I choose to put the vertices of the outer tetrahedron at $(\pm 2,0,h)$ and $(0,\pm 2,-h)$, where $h=2\sqrt{2}$.

If the inner tetrahedron is scaled by a factor $f$, then its top two vertices will be at height $hf$, so let's look at how the plane $z=hf$ cuts the outer tetrahedron. At $f=0$ it results in the square with vertices $(\pm 1, \pm 1, 0)$, and at $f=1$ it is the degenerate rectangle $(\pm 2, \pm 0, h)$. The tetrahedron edges are straight lines so we can interpolate linearly between these to find the rectangle $(\pm(1+f), \pm(1-f), hf)$.

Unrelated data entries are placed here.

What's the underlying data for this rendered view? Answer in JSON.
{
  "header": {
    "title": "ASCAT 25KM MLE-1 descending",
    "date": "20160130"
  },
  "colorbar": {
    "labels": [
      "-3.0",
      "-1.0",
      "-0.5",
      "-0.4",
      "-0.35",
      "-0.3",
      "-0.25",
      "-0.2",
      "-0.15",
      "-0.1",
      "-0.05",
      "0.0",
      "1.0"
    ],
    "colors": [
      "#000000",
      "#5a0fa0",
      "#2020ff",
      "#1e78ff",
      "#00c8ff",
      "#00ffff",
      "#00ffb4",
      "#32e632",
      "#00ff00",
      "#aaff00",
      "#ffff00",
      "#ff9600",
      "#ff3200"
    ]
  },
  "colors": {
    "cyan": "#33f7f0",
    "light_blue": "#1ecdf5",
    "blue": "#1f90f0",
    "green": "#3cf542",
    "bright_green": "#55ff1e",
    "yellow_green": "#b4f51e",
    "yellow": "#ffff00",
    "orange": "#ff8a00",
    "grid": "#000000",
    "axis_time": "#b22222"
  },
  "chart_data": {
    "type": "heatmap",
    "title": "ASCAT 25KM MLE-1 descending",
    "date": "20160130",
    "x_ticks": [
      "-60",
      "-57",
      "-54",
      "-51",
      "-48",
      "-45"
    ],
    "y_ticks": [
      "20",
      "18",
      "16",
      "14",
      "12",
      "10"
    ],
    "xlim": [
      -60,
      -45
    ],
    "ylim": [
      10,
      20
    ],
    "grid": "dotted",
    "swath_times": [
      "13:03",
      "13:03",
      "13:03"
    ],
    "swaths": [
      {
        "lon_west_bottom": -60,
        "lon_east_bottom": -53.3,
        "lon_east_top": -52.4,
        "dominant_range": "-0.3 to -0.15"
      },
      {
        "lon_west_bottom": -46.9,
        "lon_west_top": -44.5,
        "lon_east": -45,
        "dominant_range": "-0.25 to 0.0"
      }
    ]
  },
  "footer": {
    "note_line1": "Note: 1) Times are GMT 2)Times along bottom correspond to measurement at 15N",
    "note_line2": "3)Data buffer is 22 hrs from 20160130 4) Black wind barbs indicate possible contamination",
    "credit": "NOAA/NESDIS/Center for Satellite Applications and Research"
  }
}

The top two vertices of the unrotated scaled inner tetrahedron lie at $(\pm 2f, 0, hf)$. If you rotate the inner tetrahedron around the $z$-axis $x=y=0$ until its vertices hit the outer tetrahedron, you can look only in the $z=hf$ plane to see vertex at $(2f,0)$ rotating about $(0,0)$ until it hits a long side of the rectangle at $y=\pm (1-f)$. This obviously means the angle is $\sin^{-1} (\frac{1-f}{2f})$.

Using pythagoras, the coordinate of vertex after rotation is $(\pm\sqrt{3f^2+2f-1}, 1-f, hf)$.

As has already been said, these vertex points for varying $f$ lie on the intersection of a cone, namely $x^2+y^2=(2f)^2=(\frac{2z}{h})^2$, and a plane, the face of the tetrahedron $y=1-f=1-\frac{z}{h}$. Since the plane is at a steeper angle than the cone angle, the vertex points trace out a hyperbola.